GENTLEMAN JIM reviewed by

Gentleman Jim    |    John Hogan    |    July 23, 2008

At first glance, GENTLEMAN JIM looks like a child’s board book. Its small size and playful cover don’t give much of a hint as to its dense contents and marvelously constructed themes. A quick flip inside its pages reveals the truth, however: This is a deliciously funny and witty book for grownups --- but kids might like it too.

Author and illustrator Raymond Briggs has certainly balanced his work between kids’ tales and more adult-oriented fare, from things like FATHER CHRISTMAS and THE SNOWMAN to WHEN THE WIND BLOWS, an ominous graphic novel take on nuclear war. At a scant 32 pages, GENTLEMAN JIM is a short yet delightful bit of whimsy that wouldn’t be inappropriate for children but has enough smart edginess underlying its story that mark it as a sweet story for adult dreamers.

The title character, Jim Bloggs, has a steady but unfulfilling job cleaning toilets. He wants to do more, so much more, and he dreams of it constantly, looking at want ads and trying to figure out what steps to take. But every attempt Jim makes to advance his career to new heights is met with disdain and disapproval from an authority figure.
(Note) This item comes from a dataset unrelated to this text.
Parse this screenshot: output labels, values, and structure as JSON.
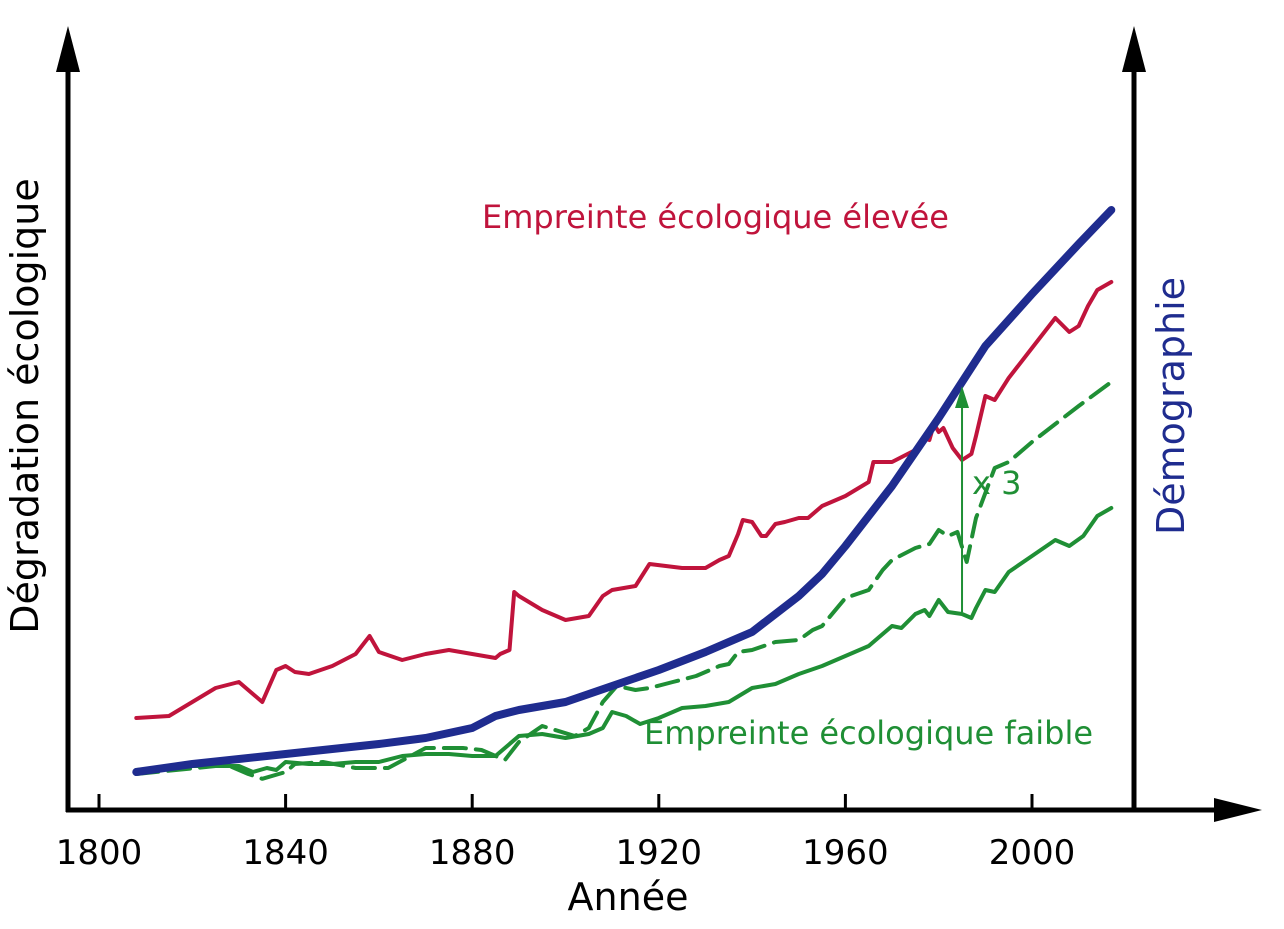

Tellingly, those authority figures are sparsely illustrated, sometimes just angular features obscuring any real details (like a face, for example). Ever an optimist, Jim still perseveres, blissfully unaware of the sheer futility of his plight. It’s almost heartbreaking to witness, or at least it would be if Briggs didn’t take so much care to ensure the story stayed light. There’s real hope inside Jim; no wonder he remains one of Briggs’s signature characters. He still resonates.

As direct commentary on societal structures, GENTLEMAN JIM uses brevity to its benefit. The book was first published in 1980, just a year after Margaret Thatcher had become England’s first female prime minister. That its British-born author directed most of his social commentary at his native society doesn’t diminish GENTLEMAN JIM for American readers.
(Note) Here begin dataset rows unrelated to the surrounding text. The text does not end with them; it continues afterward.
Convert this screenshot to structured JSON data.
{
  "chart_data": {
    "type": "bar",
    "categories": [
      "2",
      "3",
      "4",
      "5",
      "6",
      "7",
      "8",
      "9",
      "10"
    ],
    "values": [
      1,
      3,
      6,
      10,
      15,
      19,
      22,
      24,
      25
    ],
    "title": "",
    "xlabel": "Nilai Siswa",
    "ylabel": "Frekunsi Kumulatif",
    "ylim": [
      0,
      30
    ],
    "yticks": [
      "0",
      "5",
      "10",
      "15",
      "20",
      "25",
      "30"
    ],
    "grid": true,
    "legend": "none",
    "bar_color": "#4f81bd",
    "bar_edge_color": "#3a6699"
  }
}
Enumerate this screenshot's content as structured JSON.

Jim and his wife, Hilda, are rumored to be based on Briggs’s own parents, whose lives he detailed in ETHEL & ERNEST. Jim and Hilda made their own return in 1982’s WHEN THE WIND BLOWS, which pitted the two against the perils of nuclear winter.
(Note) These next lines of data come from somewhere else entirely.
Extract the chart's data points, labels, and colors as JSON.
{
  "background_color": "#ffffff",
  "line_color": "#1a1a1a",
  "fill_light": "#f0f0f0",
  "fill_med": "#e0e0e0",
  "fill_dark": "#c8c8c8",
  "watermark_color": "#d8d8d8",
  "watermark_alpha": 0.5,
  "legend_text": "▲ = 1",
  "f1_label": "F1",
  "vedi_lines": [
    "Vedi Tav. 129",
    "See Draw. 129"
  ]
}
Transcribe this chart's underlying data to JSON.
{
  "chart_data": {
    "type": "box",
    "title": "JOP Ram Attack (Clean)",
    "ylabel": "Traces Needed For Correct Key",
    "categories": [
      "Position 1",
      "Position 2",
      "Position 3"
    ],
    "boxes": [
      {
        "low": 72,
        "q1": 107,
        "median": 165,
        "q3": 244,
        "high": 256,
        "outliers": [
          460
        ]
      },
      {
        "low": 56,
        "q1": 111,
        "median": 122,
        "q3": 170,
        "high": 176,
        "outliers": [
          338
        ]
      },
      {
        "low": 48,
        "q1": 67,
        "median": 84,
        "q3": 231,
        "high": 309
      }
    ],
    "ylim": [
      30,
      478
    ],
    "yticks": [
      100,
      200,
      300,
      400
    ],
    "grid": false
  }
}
Always, Briggs finds a way to draw humor and hope out of sadness and despair. He’s also a master at using symbolism in his design to support his story: Notice the size of the panels in GENTLEMAN JIM, for example, and how they reflect Jim’s plight in life throughout the story. It’s a pleasure to see Drawn & Quarterly reviving one of his pivotal works in such a nice edition. Briggs has long been overlooked in the field --- even though he’s worked steadily writing and/or illustrating since the late 1950s –-- so it’s good to see him get his due.